No industry has received more scrutiny than oil and gas for its track record in safety. Now, changing attitudes in this sector may serve as an example for engineers in all fields.
The oil and gas drilling industry has typically placed less emphasis on machine reliability than other industries such as power generation, refining, and chemicals, but efforts to improve predictive maintenance practices are intensifying. That was the consensus of drilling-industry experts gathered at the recent SKF Asset Management 2011 conference.
The experts cited several reasons for the industry's traditional mindset, including a risk-taking culture that prioritizes immediate results over trending reliability data and properly maintaining equipment. Decision-making is usually in the hands of rig operators, who have long viewed condition-based monitoring as an unnecessary expense or even a luxury.

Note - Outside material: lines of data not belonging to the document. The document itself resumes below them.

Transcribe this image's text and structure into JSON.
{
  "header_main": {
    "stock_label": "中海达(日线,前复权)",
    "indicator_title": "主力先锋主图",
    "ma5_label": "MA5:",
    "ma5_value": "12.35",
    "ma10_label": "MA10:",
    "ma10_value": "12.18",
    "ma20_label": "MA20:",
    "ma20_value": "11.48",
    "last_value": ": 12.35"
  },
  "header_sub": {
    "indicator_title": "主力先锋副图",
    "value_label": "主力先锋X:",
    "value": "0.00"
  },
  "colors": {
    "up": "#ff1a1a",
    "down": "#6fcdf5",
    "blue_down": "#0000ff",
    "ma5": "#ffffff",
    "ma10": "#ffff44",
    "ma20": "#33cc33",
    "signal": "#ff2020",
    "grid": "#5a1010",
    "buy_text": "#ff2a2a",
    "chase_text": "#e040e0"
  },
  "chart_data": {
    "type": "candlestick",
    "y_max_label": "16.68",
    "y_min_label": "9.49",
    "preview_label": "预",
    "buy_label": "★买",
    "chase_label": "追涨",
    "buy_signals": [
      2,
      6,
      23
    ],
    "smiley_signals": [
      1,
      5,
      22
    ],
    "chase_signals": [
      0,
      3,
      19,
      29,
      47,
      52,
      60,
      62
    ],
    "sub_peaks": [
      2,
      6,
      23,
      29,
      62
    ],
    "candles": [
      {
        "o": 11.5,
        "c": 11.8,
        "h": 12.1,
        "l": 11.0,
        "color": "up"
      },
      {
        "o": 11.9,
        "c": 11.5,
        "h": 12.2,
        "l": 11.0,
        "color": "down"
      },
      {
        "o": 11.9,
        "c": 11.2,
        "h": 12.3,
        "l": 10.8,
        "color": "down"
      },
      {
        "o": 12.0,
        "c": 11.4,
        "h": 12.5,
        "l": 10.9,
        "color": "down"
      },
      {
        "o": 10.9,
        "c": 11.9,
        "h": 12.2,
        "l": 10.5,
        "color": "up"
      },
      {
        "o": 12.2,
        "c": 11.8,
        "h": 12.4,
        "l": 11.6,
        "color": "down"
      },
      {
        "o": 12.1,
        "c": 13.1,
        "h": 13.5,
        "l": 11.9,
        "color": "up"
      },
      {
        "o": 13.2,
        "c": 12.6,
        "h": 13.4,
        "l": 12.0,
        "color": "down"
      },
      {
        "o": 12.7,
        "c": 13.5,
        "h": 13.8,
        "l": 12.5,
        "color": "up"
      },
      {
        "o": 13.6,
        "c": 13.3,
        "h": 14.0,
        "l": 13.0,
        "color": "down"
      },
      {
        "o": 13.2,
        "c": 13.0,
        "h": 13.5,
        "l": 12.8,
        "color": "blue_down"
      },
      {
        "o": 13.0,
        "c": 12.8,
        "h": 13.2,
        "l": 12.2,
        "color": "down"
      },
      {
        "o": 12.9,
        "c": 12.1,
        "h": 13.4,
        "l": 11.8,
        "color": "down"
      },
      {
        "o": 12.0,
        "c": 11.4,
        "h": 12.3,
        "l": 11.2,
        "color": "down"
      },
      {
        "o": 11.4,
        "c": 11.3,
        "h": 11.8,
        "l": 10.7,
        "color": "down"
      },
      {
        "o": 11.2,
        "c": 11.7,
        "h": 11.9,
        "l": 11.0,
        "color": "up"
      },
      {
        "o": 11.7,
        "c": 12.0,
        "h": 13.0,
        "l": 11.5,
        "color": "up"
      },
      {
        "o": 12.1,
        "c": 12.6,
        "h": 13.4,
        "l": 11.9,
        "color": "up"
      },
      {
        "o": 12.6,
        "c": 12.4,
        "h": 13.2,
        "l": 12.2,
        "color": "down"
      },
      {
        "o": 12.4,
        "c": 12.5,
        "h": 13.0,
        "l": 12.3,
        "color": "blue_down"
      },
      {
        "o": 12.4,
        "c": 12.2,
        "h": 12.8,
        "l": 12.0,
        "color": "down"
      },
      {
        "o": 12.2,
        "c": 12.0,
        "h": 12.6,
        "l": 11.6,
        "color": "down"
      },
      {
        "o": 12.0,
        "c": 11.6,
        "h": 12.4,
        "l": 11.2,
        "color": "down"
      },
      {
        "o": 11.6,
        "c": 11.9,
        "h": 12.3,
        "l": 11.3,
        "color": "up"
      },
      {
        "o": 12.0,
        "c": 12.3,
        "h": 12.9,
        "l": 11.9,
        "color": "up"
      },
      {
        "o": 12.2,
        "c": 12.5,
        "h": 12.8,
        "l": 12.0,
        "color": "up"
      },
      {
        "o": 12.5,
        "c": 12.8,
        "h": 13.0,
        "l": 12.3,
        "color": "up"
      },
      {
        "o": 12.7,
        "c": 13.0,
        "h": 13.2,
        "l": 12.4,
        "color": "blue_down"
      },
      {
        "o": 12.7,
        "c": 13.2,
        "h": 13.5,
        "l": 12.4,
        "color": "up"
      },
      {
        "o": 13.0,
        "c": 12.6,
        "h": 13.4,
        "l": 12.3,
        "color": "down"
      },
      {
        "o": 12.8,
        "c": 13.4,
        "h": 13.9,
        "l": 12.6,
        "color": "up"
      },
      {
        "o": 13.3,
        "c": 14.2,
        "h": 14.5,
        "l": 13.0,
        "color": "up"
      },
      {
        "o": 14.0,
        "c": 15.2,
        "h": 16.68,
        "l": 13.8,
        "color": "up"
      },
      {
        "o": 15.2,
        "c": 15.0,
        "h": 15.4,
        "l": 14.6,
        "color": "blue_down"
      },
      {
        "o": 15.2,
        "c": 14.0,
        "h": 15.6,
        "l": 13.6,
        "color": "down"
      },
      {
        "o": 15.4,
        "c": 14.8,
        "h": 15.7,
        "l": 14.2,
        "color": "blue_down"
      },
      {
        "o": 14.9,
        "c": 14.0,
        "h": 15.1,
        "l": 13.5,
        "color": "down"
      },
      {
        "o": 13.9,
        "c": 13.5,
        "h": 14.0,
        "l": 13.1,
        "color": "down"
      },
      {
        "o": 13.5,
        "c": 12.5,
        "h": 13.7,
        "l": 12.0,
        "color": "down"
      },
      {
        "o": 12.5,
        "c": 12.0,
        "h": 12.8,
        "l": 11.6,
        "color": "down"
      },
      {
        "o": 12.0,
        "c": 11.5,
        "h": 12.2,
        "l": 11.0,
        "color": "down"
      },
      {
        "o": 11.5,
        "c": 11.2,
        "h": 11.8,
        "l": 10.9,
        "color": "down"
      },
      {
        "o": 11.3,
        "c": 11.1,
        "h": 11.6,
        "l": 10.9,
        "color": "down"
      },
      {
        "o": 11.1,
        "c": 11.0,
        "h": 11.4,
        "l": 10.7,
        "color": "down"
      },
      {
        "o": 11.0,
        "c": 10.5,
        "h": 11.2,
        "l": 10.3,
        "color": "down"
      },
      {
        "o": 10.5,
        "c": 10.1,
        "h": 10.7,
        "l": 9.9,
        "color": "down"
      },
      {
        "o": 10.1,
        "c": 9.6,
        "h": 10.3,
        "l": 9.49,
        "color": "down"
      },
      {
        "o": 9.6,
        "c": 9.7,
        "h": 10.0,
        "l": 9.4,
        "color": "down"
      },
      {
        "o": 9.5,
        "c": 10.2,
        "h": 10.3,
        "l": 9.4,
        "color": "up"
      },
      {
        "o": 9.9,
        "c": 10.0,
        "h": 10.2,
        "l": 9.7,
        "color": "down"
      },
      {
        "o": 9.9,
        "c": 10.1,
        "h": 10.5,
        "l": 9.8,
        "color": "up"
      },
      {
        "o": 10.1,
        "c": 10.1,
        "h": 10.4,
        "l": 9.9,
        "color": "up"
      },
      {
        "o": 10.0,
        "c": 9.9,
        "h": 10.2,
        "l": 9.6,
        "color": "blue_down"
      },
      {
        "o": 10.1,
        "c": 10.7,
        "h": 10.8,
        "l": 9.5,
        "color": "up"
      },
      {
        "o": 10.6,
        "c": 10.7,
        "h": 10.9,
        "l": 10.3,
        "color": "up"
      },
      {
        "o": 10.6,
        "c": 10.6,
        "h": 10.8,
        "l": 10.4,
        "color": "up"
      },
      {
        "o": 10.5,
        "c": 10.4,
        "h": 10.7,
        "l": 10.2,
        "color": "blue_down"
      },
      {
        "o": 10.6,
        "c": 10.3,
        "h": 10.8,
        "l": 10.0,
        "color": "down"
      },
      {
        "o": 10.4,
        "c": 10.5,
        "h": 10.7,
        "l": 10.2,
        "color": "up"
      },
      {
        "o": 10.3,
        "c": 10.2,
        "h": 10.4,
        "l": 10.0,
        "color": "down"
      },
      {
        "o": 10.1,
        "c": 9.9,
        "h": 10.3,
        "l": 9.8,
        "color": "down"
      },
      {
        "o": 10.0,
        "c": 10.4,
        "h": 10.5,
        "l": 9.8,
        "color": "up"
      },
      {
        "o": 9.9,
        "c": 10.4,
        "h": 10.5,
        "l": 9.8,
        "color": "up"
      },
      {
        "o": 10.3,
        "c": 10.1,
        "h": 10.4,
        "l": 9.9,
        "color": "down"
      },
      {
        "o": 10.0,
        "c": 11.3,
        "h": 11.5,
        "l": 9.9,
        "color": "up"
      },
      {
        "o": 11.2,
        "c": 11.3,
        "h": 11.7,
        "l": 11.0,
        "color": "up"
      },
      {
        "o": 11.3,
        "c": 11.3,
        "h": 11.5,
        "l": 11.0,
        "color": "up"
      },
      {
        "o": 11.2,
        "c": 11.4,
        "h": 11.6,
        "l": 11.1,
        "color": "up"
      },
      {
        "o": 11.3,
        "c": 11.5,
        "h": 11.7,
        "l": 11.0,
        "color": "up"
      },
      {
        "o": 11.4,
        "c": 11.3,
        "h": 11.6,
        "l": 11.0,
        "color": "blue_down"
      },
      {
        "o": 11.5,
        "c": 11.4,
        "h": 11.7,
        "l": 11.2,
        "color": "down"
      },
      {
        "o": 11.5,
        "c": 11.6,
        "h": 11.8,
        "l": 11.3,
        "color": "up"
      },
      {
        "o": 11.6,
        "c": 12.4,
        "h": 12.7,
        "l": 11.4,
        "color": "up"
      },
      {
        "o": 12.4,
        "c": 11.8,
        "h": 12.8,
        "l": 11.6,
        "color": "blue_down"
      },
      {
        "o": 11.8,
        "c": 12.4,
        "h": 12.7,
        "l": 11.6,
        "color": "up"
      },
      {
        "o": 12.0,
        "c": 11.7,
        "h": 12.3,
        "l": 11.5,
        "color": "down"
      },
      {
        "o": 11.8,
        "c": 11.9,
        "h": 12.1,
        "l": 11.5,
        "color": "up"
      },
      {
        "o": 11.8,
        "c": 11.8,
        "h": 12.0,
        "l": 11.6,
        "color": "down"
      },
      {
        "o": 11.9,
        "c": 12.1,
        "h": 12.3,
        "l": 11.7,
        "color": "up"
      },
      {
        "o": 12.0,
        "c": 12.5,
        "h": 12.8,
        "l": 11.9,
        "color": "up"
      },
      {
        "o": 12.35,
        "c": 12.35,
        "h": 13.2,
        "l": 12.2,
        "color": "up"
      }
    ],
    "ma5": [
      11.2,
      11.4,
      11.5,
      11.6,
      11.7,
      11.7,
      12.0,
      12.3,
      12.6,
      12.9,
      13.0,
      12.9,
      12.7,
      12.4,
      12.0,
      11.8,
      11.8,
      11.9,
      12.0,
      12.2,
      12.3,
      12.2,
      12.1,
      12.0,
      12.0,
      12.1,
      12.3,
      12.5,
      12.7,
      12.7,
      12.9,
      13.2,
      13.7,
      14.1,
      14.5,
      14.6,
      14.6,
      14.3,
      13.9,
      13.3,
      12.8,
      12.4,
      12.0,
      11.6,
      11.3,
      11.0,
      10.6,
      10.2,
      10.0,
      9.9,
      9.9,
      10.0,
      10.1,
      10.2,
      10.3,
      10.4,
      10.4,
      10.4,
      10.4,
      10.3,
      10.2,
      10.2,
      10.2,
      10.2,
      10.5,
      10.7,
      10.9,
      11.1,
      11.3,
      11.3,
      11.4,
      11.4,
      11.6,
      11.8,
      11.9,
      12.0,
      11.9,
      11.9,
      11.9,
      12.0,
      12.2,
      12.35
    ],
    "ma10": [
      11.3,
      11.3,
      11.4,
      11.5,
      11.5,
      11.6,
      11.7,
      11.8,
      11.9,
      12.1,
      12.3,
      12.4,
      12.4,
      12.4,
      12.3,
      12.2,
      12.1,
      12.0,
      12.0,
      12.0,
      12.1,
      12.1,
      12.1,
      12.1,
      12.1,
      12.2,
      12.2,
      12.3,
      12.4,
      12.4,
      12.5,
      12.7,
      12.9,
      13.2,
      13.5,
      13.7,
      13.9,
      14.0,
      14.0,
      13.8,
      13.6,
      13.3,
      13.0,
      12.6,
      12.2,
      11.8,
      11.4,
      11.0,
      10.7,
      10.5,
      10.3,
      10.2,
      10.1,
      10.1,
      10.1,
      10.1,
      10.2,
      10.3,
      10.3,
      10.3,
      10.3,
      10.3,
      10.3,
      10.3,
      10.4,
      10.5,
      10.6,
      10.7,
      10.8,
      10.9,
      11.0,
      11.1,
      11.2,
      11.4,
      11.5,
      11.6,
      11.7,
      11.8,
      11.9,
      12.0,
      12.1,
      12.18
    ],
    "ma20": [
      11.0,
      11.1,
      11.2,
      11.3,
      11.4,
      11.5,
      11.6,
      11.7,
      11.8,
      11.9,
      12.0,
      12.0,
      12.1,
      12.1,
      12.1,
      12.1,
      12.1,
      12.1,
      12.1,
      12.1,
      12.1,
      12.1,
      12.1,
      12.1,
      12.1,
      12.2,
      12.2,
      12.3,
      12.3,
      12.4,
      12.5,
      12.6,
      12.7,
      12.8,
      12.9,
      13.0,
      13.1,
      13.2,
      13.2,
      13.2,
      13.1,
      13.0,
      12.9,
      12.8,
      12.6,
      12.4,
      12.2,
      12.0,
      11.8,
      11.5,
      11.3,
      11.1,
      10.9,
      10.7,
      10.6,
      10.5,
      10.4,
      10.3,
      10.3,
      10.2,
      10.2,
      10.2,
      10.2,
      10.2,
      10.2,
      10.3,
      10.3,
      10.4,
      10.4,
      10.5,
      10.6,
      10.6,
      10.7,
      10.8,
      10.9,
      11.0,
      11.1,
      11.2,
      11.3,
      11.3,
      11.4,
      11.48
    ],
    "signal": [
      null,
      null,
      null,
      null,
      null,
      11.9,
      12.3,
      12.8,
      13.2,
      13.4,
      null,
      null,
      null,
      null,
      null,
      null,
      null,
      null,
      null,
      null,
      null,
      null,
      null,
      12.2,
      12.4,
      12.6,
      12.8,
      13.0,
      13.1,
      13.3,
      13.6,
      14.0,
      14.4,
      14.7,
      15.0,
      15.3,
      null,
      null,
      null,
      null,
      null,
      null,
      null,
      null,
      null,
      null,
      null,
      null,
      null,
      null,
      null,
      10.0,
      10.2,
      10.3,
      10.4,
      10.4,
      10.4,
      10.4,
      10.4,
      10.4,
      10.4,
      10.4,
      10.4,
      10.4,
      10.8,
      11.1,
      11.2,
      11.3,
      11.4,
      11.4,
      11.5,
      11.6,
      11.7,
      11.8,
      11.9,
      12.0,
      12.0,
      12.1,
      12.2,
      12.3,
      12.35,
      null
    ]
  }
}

Another factor is location. Drilling operations often take place in extreme environments and isolated locations. Access is difficult, requiring the use of helicopters or barges to transport replacement parts and critical spares. Data transmission can also be limited, with priority given to production information rather than reliability data. This hampers the acquisition and analysis of machine data by experts located in remote diagnostic centers.
Addressing the challenges
The industry, however, is beginning to address these challenges. There is widespread recognition that the cost of machine failures, including the environmental impact, can be steep. Some oil and gas companies are developing a new operational culture of risk management, safety, and reliability. Decision-making and control are being shifted from rig operators to management. These companies are establishing new business structures and standard maintenance and reliability practices across their organizations without overburdening individual drilling sites.
What's clear is that as companies ramp up reliability initiatives, they can benefit from predictive maintenance systems and diagnostic centers that help collect and interpret reliability data, diagnose machine problems, and propose effective action.
Drilling-industry experts at the conference stressed the importance of identifying critical machine assets and developing sound data collection and analysis procedures. One crucial application, for example, is the widely used top drive, an electrically powered drilling device that provides rotational force — more than 100,000 ft-lb of torque — and can shut drilling operations down when they fail. Drilling rigs also have numerous compressors, generators, and pumps critical to production, and in some cases life support, which require monitoring to prevent unexpected failures.
Also discussed was an ongoing multi-year analysis of reliability data from drilling operations. To date, the study has pinpointed a number of operational and maintenance conditions that commonly lead to machine failures and production shutdowns. The study's goal is to identify the specific types of operational data that have the most predictive benefit.
Pilot program on an offshore oilrig
Recently, a drilling contractor conducted a reliability pilot program on an oil-drilling platform containing more than 500 machine assets. The company clarified employee roles and responsibilities and implemented numerous improvements. Key performance indicators were trended over time, including machine utilization, availability, and mean time between repairs.
The pilot proved successful and is now being replicated on other installations; machine data collection and lubricant analysis have been standardized across all platforms. The existing online monitoring systems, which were previously underutilized, are being upgraded. Finally, a formal failure analysis program has been put in place to determine the underlying causes of machine failures.